Chronique 41 - Une Convention citoyenne sans Ouverture à tous : pour innover, transformer, ou... ?! Il ne faut pas confondre innover et transformer.
Si une démarche d’innovation peut se concentrer dans de petits comités, à l’inverse, une démarche de transformation suppose d’impliquer toutes les parties prenantes dans la réflexion collective : l’ouverture à tous est une condition indispensable.
Comprendre et résoudre un problème suppose de réunir toutes les données. La quête d’un niveau de compréhension toujours plus élevé suppose de tendre vers l’exhaustivité. Si l’on veut intégrer tous les faits, toutes les expériences, toutes les idées, il convient de multiplier les sources d’information au point de n’en omettre aucune. Mais attention, l’enjeu est bien de se placer en situation de recherche des informations les plus importantes : les faits les plus discriminants, les analyses les plus pertinentes et des idées les plus audacieuses.
Les acteurs de l’innovation : les créatifs
A l’image de la liste des prix Nobel qui récompensent des inventions qui tombent parfois dans l’oubli, distinguer les bonnes idées des fausses bonnes idées est un art bien difficile : il ne suffit pas de décider d’innover pour y parvenir. Les innovations sont souvent le produit du hasard, de coïncidences, du croisement imprévu de savoirs éloignés les uns aux autres. Plus elles rompent avec l’existant, plus elles sont portées par des acteurs isolés socialement :
- En avance sur leur temps, forts d’une vision du présent et du futur à ce point différente qu’elle les positionne souvent en marge de la société,
- Minoritaires, et donc capables d’émettre seulement des signaux faibles, à bas bruit, par conséquent peu audibles du plus grand nombre.
Il est donc fréquent, possible et même souhaitable qu’un processus d’innovation n’implique qu’une infime fraction des acteurs : on peut innover seul ou en petit comité.

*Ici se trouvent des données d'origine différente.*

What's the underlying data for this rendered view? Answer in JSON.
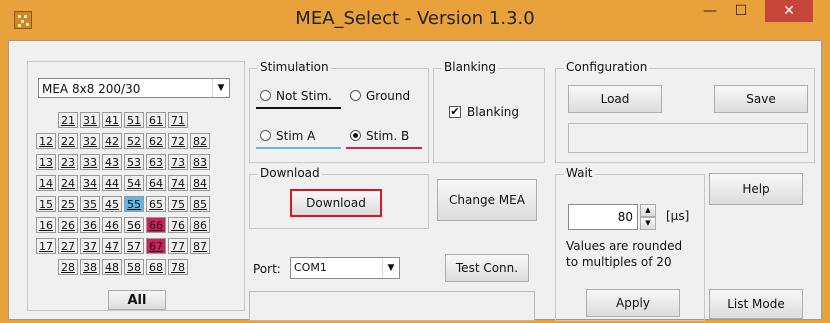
{
  "window": {
    "title": "MEA_Select  -  Version 1.3.0",
    "controls": {
      "minimize": "—",
      "maximize": "☐",
      "close": "✕"
    }
  },
  "mea_panel": {
    "mea_type": "MEA 8x8 200/30",
    "grid_rows": [
      [
        "21",
        "31",
        "41",
        "51",
        "61",
        "71"
      ],
      [
        "12",
        "22",
        "32",
        "42",
        "52",
        "62",
        "72",
        "82"
      ],
      [
        "13",
        "23",
        "33",
        "43",
        "53",
        "63",
        "73",
        "83"
      ],
      [
        "14",
        "24",
        "34",
        "44",
        "54",
        "64",
        "74",
        "84"
      ],
      [
        "15",
        "25",
        "35",
        "45",
        "55",
        "65",
        "75",
        "85"
      ],
      [
        "16",
        "26",
        "36",
        "46",
        "56",
        "66",
        "76",
        "86"
      ],
      [
        "17",
        "27",
        "37",
        "47",
        "57",
        "67",
        "77",
        "87"
      ],
      [
        "28",
        "38",
        "48",
        "58",
        "68",
        "78"
      ]
    ],
    "highlight_blue": [
      "55"
    ],
    "highlight_pink": [
      "66",
      "67"
    ],
    "all_button": "All"
  },
  "stimulation": {
    "label": "Stimulation",
    "not_stim": "Not Stim.",
    "ground": "Ground",
    "stim_a": "Stim A",
    "stim_b": "Stim. B",
    "selected": "Stim. B",
    "colors": {
      "not_stim": "#111111",
      "stim_a": "#5fb7ea",
      "stim_b": "#d1205f"
    }
  },
  "blanking": {
    "label": "Blanking",
    "checkbox_label": "Blanking",
    "checked": true
  },
  "configuration": {
    "label": "Configuration",
    "load": "Load",
    "save": "Save",
    "status": ""
  },
  "download": {
    "label": "Download",
    "button": "Download"
  },
  "change_mea": "Change MEA",
  "port": {
    "label": "Port:",
    "value": "COM1",
    "test_button": "Test Conn.",
    "status": ""
  },
  "wait": {
    "label": "Wait",
    "value": "80",
    "unit": "[µs]",
    "note_line1": "Values are rounded",
    "note_line2": "to multiples of 20",
    "apply": "Apply"
  },
  "help": "Help",
  "list_mode": "List Mode",
  "colors": {
    "frame": "#e9a23b",
    "close": "#c7463c",
    "highlight_border": "#e0141e"
  }
}
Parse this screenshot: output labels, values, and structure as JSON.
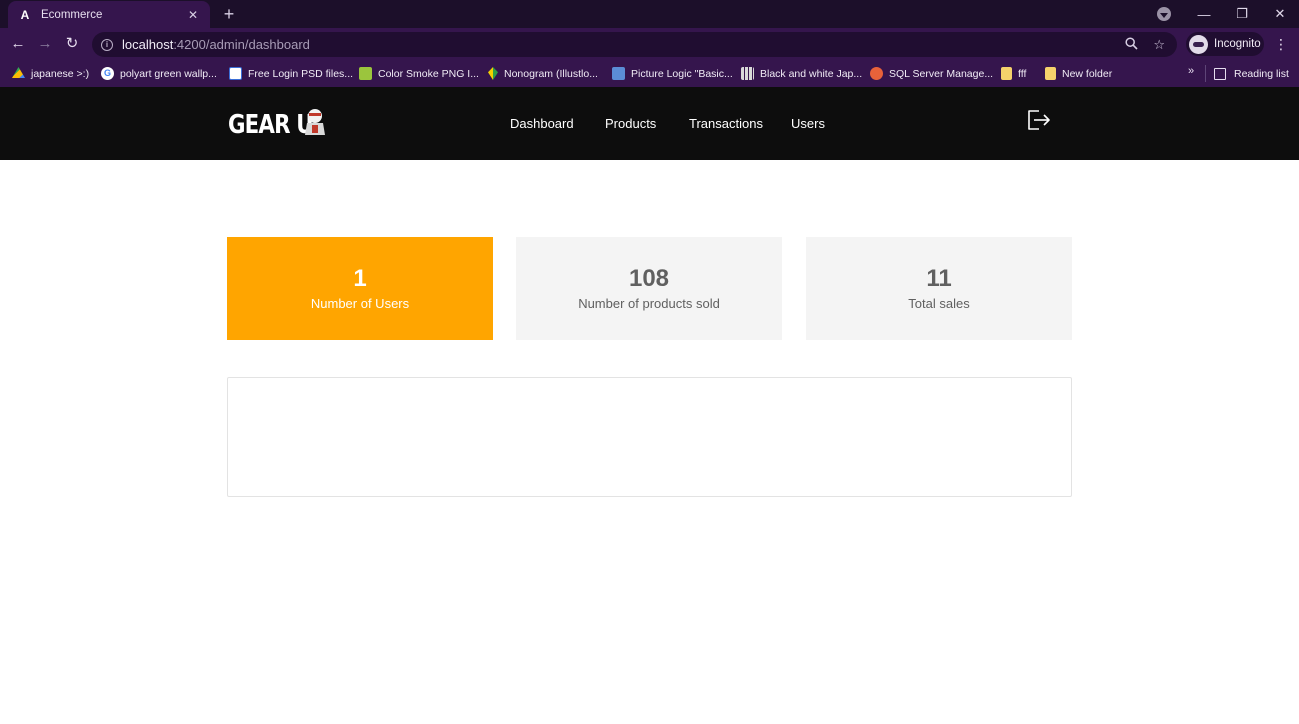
{
  "browser": {
    "tab": {
      "title": "Ecommerce",
      "favicon_letter": "A"
    },
    "new_tab_label": "+",
    "url_host": "localhost",
    "url_path": ":4200/admin/dashboard",
    "profile_label": "Incognito",
    "bookmarks": [
      {
        "label": "japanese >:)",
        "icon": "drive-icon",
        "color": "#34a853"
      },
      {
        "label": "polyart green wallp...",
        "icon": "google-icon",
        "color": "#ffffff"
      },
      {
        "label": "Free Login PSD files...",
        "icon": "square-icon",
        "color": "#3b6fd8"
      },
      {
        "label": "Color Smoke PNG I...",
        "icon": "image-icon",
        "color": "#9bc53d"
      },
      {
        "label": "Nonogram (Illustlo...",
        "icon": "leaf-icon",
        "color": "#f4d000"
      },
      {
        "label": "Picture Logic \"Basic...",
        "icon": "picture-icon",
        "color": "#5b8dd6"
      },
      {
        "label": "Black and white Jap...",
        "icon": "grid-icon",
        "color": "#d9d9d9"
      },
      {
        "label": "SQL Server Manage...",
        "icon": "sql-icon",
        "color": "#e8623a"
      },
      {
        "label": "fff",
        "icon": "folder-icon",
        "color": "#f5d26b"
      },
      {
        "label": "New folder",
        "icon": "folder-icon",
        "color": "#f5d26b"
      }
    ],
    "more_label": "»",
    "reading_list_label": "Reading list"
  },
  "app": {
    "logo_text": "GEAR U",
    "nav": [
      "Dashboard",
      "Products",
      "Transactions",
      "Users"
    ],
    "accent_color": "#ffa500"
  },
  "stats": [
    {
      "value": "1",
      "label": "Number of Users"
    },
    {
      "value": "108",
      "label": "Number of products sold"
    },
    {
      "value": "11",
      "label": "Total sales"
    }
  ]
}
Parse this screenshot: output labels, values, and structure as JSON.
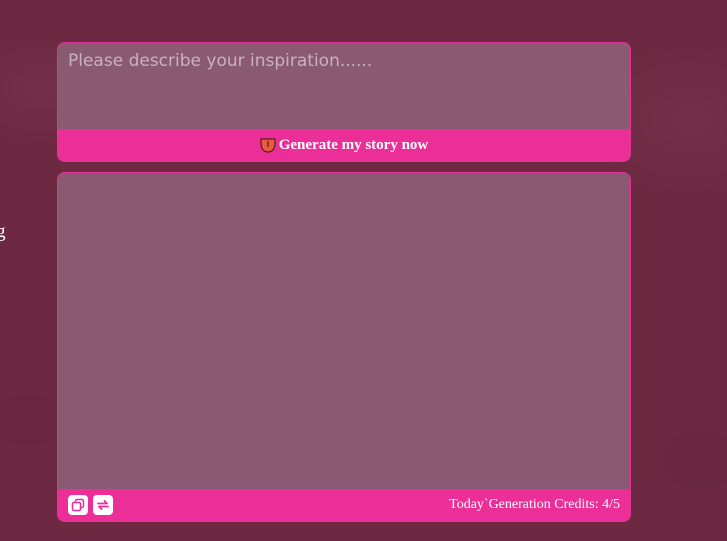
{
  "page": {
    "left_fragment": "g"
  },
  "prompt": {
    "placeholder": "Please describe your inspiration......",
    "value": ""
  },
  "generate": {
    "icon": "tongue-emoji-icon",
    "label": "Generate my story now"
  },
  "output": {
    "text": "",
    "copy_icon": "copy-icon",
    "regenerate_icon": "refresh-icon",
    "credits_label": "Today`Generation Credits: 4/5"
  },
  "colors": {
    "background": "#6e2942",
    "panel": "#8a5a73",
    "accent": "#ec2f98",
    "border": "#e6329a",
    "text": "#ffffff"
  }
}
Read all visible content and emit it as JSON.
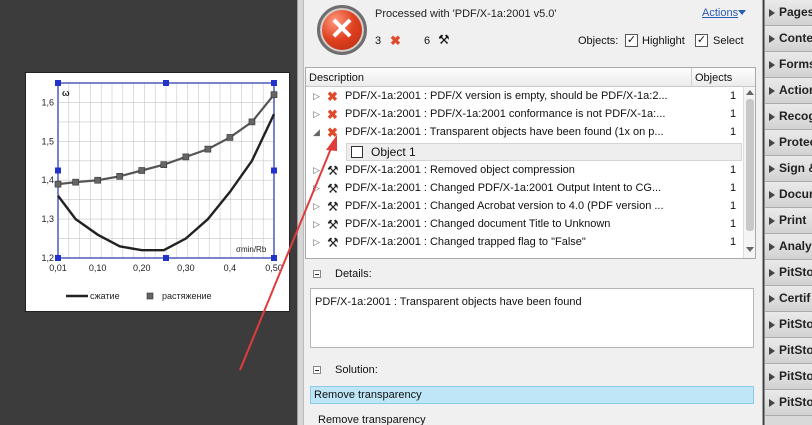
{
  "summary": {
    "processed_with": "Processed with 'PDF/X-1a:2001 v5.0'",
    "actions": "Actions",
    "error_count": "3",
    "fixup_count": "6",
    "objects_label": "Objects:",
    "highlight_label": "Highlight",
    "select_label": "Select",
    "highlight_checked": true,
    "select_checked": true
  },
  "results": {
    "col_description": "Description",
    "col_objects": "Objects",
    "rows": [
      {
        "type": "error",
        "text": "PDF/X-1a:2001 : PDF/X version is empty, should be PDF/X-1a:2...",
        "count": "1"
      },
      {
        "type": "error",
        "text": "PDF/X-1a:2001 : PDF/X-1a:2001 conformance is not PDF/X-1a:...",
        "count": "1"
      },
      {
        "type": "error",
        "text": "PDF/X-1a:2001 : Transparent objects have been found (1x on p...",
        "count": "1"
      },
      {
        "type": "object",
        "text": "Object 1",
        "count": ""
      },
      {
        "type": "fixup",
        "text": "PDF/X-1a:2001 : Removed object compression",
        "count": "1"
      },
      {
        "type": "fixup",
        "text": "PDF/X-1a:2001 : Changed PDF/X-1a:2001 Output Intent to CG...",
        "count": "1"
      },
      {
        "type": "fixup",
        "text": "PDF/X-1a:2001 : Changed Acrobat version to 4.0 (PDF version ...",
        "count": "1"
      },
      {
        "type": "fixup",
        "text": "PDF/X-1a:2001 : Changed document Title to Unknown",
        "count": "1"
      },
      {
        "type": "fixup",
        "text": "PDF/X-1a:2001 : Changed trapped flag to \"False\"",
        "count": "1"
      }
    ]
  },
  "details": {
    "label": "Details:",
    "text": "PDF/X-1a:2001 : Transparent objects have been found"
  },
  "solution": {
    "label": "Solution:",
    "selected": "Remove transparency",
    "item": "Remove transparency"
  },
  "tools": [
    "Pages",
    "Content",
    "Forms",
    "Actions",
    "Recognize",
    "Protection",
    "Sign &",
    "Document",
    "Print",
    "Analyze",
    "PitStop",
    "Certif",
    "PitStop",
    "PitStop",
    "PitStop",
    "PitStop"
  ],
  "figure": {
    "y_axis_label": "ω",
    "x_axis_label": "σmin/Rb",
    "legend_compression": "сжатие",
    "legend_tension": "растяжение"
  },
  "chart_data": {
    "type": "line",
    "x": [
      0.01,
      0.05,
      0.1,
      0.15,
      0.2,
      0.25,
      0.3,
      0.35,
      0.4,
      0.45,
      0.5
    ],
    "x_tick_labels": [
      "0,01",
      "0,10",
      "0,20",
      "0,30",
      "0,4",
      "0,50"
    ],
    "y_tick_labels": [
      "1,2",
      "1,3",
      "1,4",
      "1,5",
      "1,6"
    ],
    "xlim": [
      0.01,
      0.5
    ],
    "ylim": [
      1.2,
      1.65
    ],
    "series": [
      {
        "name": "сжатие",
        "values": [
          1.36,
          1.3,
          1.26,
          1.23,
          1.22,
          1.22,
          1.25,
          1.3,
          1.37,
          1.45,
          1.57
        ]
      },
      {
        "name": "растяжение",
        "values": [
          1.39,
          1.395,
          1.4,
          1.41,
          1.425,
          1.44,
          1.46,
          1.48,
          1.51,
          1.55,
          1.62
        ]
      }
    ],
    "grid": true,
    "legend_position": "bottom"
  },
  "colors": {
    "accent_link": "#2a5db0",
    "error": "#e04a2a",
    "selection": "#bfe6f7",
    "annotation": "#e03c3c"
  }
}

Les acteurs de la transformation : les représentants
En revanche, il y a un gouffre entre la formulation d’une idée nouvelle par de fertiles cerveaux et son appropriation par tous. En effet, plus l’innovation vise un public large, plus elle bouleverse les habitudes et plus elle s’accompagne d’une transformation du vivre ensemble.
Alors, son adoption s’opère via un mécanisme d’adaptation des différentes parties prenantes concernées, en prenant en charge des spécificités de chacune. Cela suppose d’engager dans un même processus les acteurs en provenance de toutes les sphères et porteurs de tous les enjeux :
- Economiques à court terme (clients / consommateurs / contribuables) et à long terme (actionnaires / services publics),
- Sociaux à court terme (salariés / agents) et à long terme (partenaires sociaux),
- Environnementaux à court terme (riverains) et à long terme (territoires),
- Politiques à court terme (candidats aux prochaines élections) et à long terme (citoyens),
- Internes et externes, aussi bien dans l’entreprise (salariés et clients, fournisseurs et partenaires) que dans la société (citoyens nationaux et étrangers).
Les acteurs du dialogue : les personnes
Mais, si la mutation peut être préparée et testée avec des intermédiaires ou des échantillons, elle ne se réalise qu’avec les acteurs concernés eux-mêmes. En effet, le fonctionnement collectif est le produit des pratiques individuelles. Lesquelles dépendent de l’entendement de chaque personne. Sans partage de la compréhension des enjeux, sans adhésion aux contraintes et opportunités induites par le changement, pas de mise en œuvre de nouvelles pratiques. Or, les personnes qui ne sont pas incluses dans la réflexion ne se reconnaissent pas dans la conclusion et rejettent les idées et les pratiques nouvelles. La gestion du changement consiste donc à faire changer le regard de tous.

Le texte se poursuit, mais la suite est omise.